Der Bewerberprozess unter neuen Bedingungen

Konzept für eine effiziente, onlinegestützte Mitarbeitersuche

Heutzutage suchen sich Unternehmen nicht mehr ihre Mitarbeiter aus, sondern Arbeitnehmer ihr Unternehmen. Durch den Wandel ist es essenziell, auch den Bewerberprozess an die neuen Bedingungen anzupassen. Denn sowohl der Bewerber als auch das Unternehmen suchen nach dem passenden Fit. In der 17. Folge unseres Podcasts Creating Relevance sprechen wir mit Alexander von Zedtwitz über die effiziente, onlinegestützte Mitarbeitersuche. Ihr könnt erfahren ...

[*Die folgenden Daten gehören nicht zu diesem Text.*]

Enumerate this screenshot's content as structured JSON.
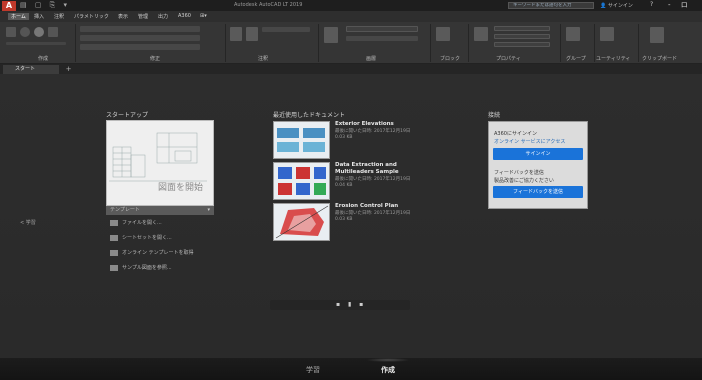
{
  "window": {
    "logo": "A",
    "title": "Autodesk AutoCAD LT 2019",
    "search_placeholder": "キーワードまたは語句を入力",
    "signin": "サインイン",
    "help": "?",
    "controls": "- ロ X"
  },
  "menubar": {
    "items": [
      "ホーム",
      "挿入",
      "注釈",
      "パラメトリック",
      "表示",
      "管理",
      "出力",
      "A360"
    ]
  },
  "ribbon": {
    "panels": [
      "作成",
      "修正",
      "注釈",
      "画層",
      "ブロック",
      "プロパティ",
      "グループ",
      "ユーティリティ",
      "クリップボード"
    ]
  },
  "doc_tabs": {
    "tabs": [
      "スタート"
    ],
    "add": "+"
  },
  "startup": {
    "title": "スタートアップ",
    "start_drawing": "図面を開始",
    "template_label": "テンプレート",
    "links": [
      "ファイルを開く...",
      "シートセットを開く...",
      "オンライン テンプレートを取得",
      "サンプル図面を参照..."
    ]
  },
  "recent": {
    "title": "最近使用したドキュメント",
    "items": [
      {
        "name": "Exterior Elevations",
        "opened": "最後に開いた日時: 2017年12月19日",
        "size": "0.03 KB"
      },
      {
        "name": "Data Extraction and Multileaders Sample",
        "opened": "最後に開いた日時: 2017年12月19日",
        "size": "0.04 KB"
      },
      {
        "name": "Erosion Control Plan",
        "opened": "最後に開いた日時: 2017年12月19日",
        "size": "0.03 KB"
      }
    ]
  },
  "connect": {
    "title": "接続",
    "signin_heading": "A360にサインイン",
    "signin_desc": "オンライン サービスにアクセス",
    "signin_button": "サインイン",
    "feedback_heading": "フィードバックを送信",
    "feedback_desc": "製品改善にご協力ください",
    "feedback_button": "フィードバックを送信"
  },
  "side": {
    "label": "< 学習"
  },
  "bottom": {
    "learn": "学習",
    "create": "作成"
  }
}
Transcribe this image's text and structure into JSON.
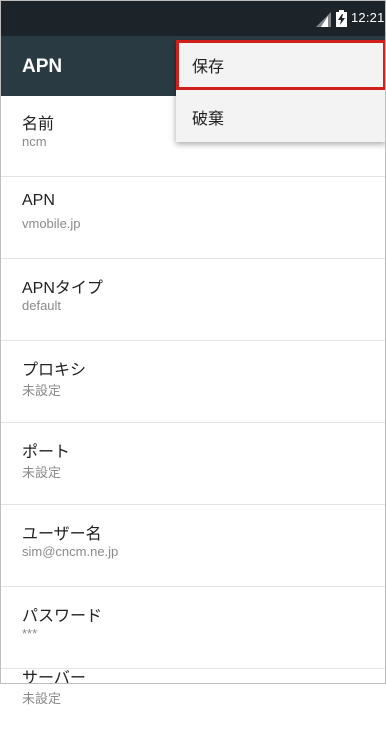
{
  "status_bar": {
    "time": "12:21",
    "signal_icon": "cell-signal-icon",
    "battery_icon": "battery-charging-icon"
  },
  "app_bar": {
    "title": "APN"
  },
  "menu": {
    "items": [
      {
        "label": "保存",
        "highlighted": true
      },
      {
        "label": "破棄",
        "highlighted": false
      }
    ],
    "highlight_color": "#d0201b"
  },
  "settings": [
    {
      "label": "名前",
      "value": "ncm"
    },
    {
      "label": "APN",
      "value": "vmobile.jp"
    },
    {
      "label": "APNタイプ",
      "value": "default"
    },
    {
      "label": "プロキシ",
      "value": "未設定"
    },
    {
      "label": "ポート",
      "value": "未設定"
    },
    {
      "label": "ユーザー名",
      "value": "sim@cncm.ne.jp"
    },
    {
      "label": "パスワード",
      "value": "***"
    },
    {
      "label": "サーバー",
      "value": "未設定"
    }
  ],
  "colors": {
    "status_bar_bg": "#1c2329",
    "app_bar_bg": "#2a3a43",
    "menu_bg": "#f3f3f3"
  }
}
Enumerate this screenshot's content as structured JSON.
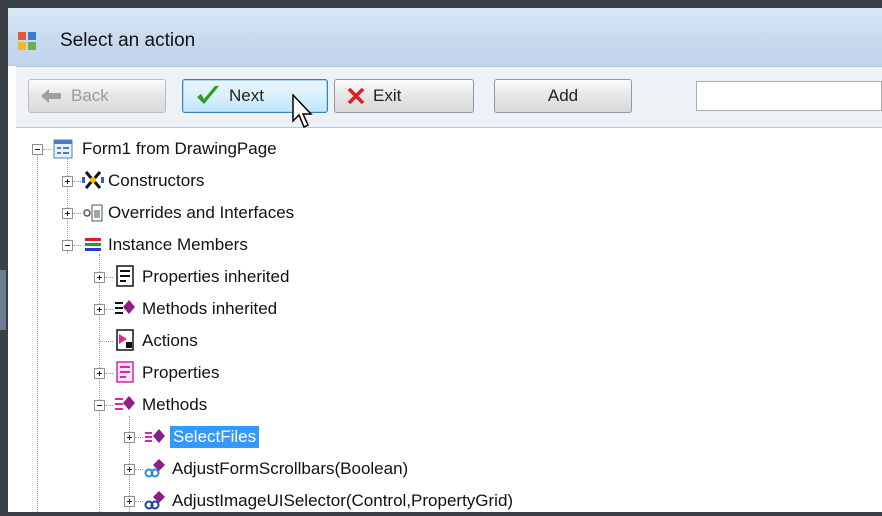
{
  "window": {
    "title": "Select an action"
  },
  "toolbar": {
    "back_label": "Back",
    "next_label": "Next",
    "exit_label": "Exit",
    "add_label": "Add",
    "search_value": ""
  },
  "tree": {
    "root": "Form1 from DrawingPage",
    "constructors": "Constructors",
    "overrides": "Overrides and Interfaces",
    "instance_members": "Instance Members",
    "properties_inherited": "Properties inherited",
    "methods_inherited": "Methods inherited",
    "actions": "Actions",
    "properties": "Properties",
    "methods": "Methods",
    "select_files": "SelectFiles",
    "adjust_form_scrollbars": "AdjustFormScrollbars(Boolean)",
    "adjust_image_ui_selector": "AdjustImageUISelector(Control,PropertyGrid)"
  },
  "colors": {
    "selection": "#3399ff",
    "next_check": "#2e9a1f",
    "exit_x": "#e02020"
  }
}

✔ warum die menschliche Seite eines Bewerbers unbedingt im Bewerbungsprozess berücksichtigt werden sollte,

✔ wie eine effiziente, onlinegestützte Mitarbeitersuche aussehen kann

✔ und inwiefern Ressourcen eines Unternehmens dadurch gespart werden können.

Der Bewerbungsprozess ist als solches wesentlich transparenter für alle Beteiligten. Der Arbeitnehmer erfährt viel mehr über das Unternehmen, seinen Job und worauf das Augenmerk gelegt wird, und auf der anderen Seite das Unternehmen, das viel tiefer in den Menschen hineingucken kann und eher entscheiden kann, ob der Bewerber eingeladen wird oder nicht. 

Die Vorgehensweise

Unternehmen erhalten Bewerbungen mit einem Anschreiben und einem CV und müssen sich daraufhin ein Bild des Bewerbers machen. Sie entscheiden anhand dieser Unterlagen, ob die jeweilige Person zum Unternehmen und zur ausgeschriebene Stelle passt. Logischerweise baut man sich im Lauf der Zeit ein Muster zur Selektion auf – doch ob diese Selektion wirklich richtig ist und ob die Guten nicht in den Eimer fallen und die Schlechten eingeladen werden, stellt sich erst im Gespräch heraus. Und genau das gilt es im Vorfeld zu klären.

Es gilt im Vorfeld die passenden Fragen zu stellen, die zum einen das Talent des künftigen Mitarbeiters und die Persönlichkeitsmerkmale hinterfragen und das Spannungsfeld Autorität und Verantwortung klären. Es gibt gängige Tests, die man an das eigene Unternehmen und die ausgeschrieben Stelle anpassen kann und Unternehmen erhalten dadurch ein relativ gutes Persönlichkeitsbild des Bewerbers, das dann mit den anderen Unterlagen korrelieren kann.

Die Tests enttarnen im Vorfeld Hidden Champions und das kann nur zum Vorteil eines Unternehmens sein.

Die Vorteile

Häufig werden Stellen ausgeschrieben, bei denen ein Studium erforderlich ist. Ein Bewerber, der diese Kriterien nicht erfüllt, muss jedoch nicht direkt aus der Auswahl fallen. Denn Tests können ergeben, dass der Bewerber eine Granate als Führungskraft ist, obwohl er kein Studium vorweisen kann. Denn die Talents oder die Persönlichkeitsmerkmale zeigen erst, wozu ein Mensch wirklich im Stande ist. Ein Unternehmen sollte der Bewerber als Mensch interessieren und nicht seine Vorgeschichte. Aber auch Bewerber können durch Tests sich selbst besser einschätzen und einen Mehrwert daraus ziehen, auch wenn er beispielsweise den Job nicht erhält.